И он рассказал о маленьком происшествии в коллективе, о маленькой незначительной ссоре между Джегой и одним из комсомольцев, о ссоре, в которой Джега погорячился немного больше, чем следовало, и о том, как комсомолец ушел из коллектива, хлопнув дверью и бросив Джеге презрительно:

– Аппаратчик.

Неправ парень был, понимаешь, неправ. Просто в бутылку влез по пустякам, – говорил горячо Петька. – Но тут другое важное, понимаешь, и не в парне, а в Джеге. В другое время он вернул бы парнишку и намылил бы ему шею, а тут остался он стоять, будто и не понял. Это прошло как бы мимо него. И вот это меня убило… Понимаешь, убило? Неужели Джега потерял свой волчий нюх на человека, на дело? Это, брат, не шутка. А потом под вечер ушел, не доделав дела. – Вижу – невмоготу парню. Хочет сделать, а не клеится. Ну что ты скажешь?

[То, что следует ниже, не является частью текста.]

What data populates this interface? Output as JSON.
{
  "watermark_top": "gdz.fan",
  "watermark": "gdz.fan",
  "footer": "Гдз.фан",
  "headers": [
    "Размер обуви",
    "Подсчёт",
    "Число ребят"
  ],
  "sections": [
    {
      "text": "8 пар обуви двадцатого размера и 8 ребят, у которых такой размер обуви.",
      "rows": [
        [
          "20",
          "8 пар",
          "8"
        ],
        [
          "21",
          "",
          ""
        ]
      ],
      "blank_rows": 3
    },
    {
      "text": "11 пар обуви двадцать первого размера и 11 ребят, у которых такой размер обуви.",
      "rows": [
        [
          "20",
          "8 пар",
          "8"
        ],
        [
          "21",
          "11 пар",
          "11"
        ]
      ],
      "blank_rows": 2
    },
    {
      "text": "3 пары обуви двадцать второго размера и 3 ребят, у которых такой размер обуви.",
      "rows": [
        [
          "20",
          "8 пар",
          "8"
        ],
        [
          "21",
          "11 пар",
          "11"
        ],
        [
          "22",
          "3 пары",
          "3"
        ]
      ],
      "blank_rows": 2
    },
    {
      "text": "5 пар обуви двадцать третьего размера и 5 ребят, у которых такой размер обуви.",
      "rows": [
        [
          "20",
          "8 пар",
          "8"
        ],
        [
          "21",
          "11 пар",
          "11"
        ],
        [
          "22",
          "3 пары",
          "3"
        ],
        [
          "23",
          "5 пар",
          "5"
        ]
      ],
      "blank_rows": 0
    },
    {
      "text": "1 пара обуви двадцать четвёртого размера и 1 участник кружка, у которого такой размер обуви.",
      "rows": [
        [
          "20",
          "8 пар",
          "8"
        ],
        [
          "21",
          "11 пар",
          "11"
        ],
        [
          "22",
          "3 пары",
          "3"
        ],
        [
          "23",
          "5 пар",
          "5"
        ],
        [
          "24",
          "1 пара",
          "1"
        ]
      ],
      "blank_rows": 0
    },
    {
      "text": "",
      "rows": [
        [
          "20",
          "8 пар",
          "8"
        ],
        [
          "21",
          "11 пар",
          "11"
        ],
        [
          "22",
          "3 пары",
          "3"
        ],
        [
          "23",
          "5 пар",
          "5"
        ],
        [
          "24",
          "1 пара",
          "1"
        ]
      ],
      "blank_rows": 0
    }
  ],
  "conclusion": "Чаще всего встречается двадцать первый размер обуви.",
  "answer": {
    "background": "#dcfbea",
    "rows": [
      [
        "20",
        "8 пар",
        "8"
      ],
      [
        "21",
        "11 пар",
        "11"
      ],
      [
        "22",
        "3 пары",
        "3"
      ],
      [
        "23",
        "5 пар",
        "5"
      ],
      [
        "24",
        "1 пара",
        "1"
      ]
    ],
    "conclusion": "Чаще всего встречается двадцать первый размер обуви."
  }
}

А у Джеги действительно не клеилось в этот день ничего. Не потому ли было так, что утром, проснувшись обрел он необычные для себя чувства и необычные мысли. Еще лежа в постели и не совсем проснувшись, ощутил он необыкновенную какую-то теплоту и разнеженность. Потягиваясь в утренней истоме, подумал лениво:

«Откуда эта сладость?»

Ответ пришел сам собой, когда, настежь распахнув ресницы, увидел бьющую в окна солнечную яркую желтизну, увидел прямо перед собой нежную юлочкину щеку, подернутую сонным румянцем, и ощутил всю ее, теплую и плотно прильнувшую к его груди.

Смотрел, не отрываясь, на ее округлые плечи, на полуоткрытый рот и белеющую под сорочкой грудь, погладил тихо рукой волосы и потянул в себя аромат, знакомый и волнующий. Перевел глаза на голубоватую стену, уходящую к белому потолку ровной цветистой дорожкой, повел кругом по прибранному, чистому и спокойному лицу комнаты и не нашел в себе обычного раздражения. Показалась она ему приветливой и успокаивающей, а стройность и чистота стен и вещей были приятны. Закрыл глаза Джега и в ту же минуту почувствовал на губах своих нежные и горячие губы. Поднял веки, окунулся в голубую ласковую глубь.

– Вставай, вставай, лентяй, жену именинницу поздравить.

Вскочила на колени и, подняв руку, вся блестя радостью и молодостью, запела тихо и горячо:

 
Весенний день горяч и золот,
Весь город солнцем ослеплен.
Я – снова я, я снова молод,
Я снова счастлив и влюблен!
 

Упала к нему на грудь, розовая, смеющаяся и теплая. И этот смех, это тепло пронес Джега через весь тугой рабочий день. Не потому ли и дело в этот день как-то не клеилось? Сошел возок рабочий с колеи и пошел трясти шатко-валко по выбоинам. Под конец не выдержал Джега, бросил Петьке Чубарову ворох бумаг.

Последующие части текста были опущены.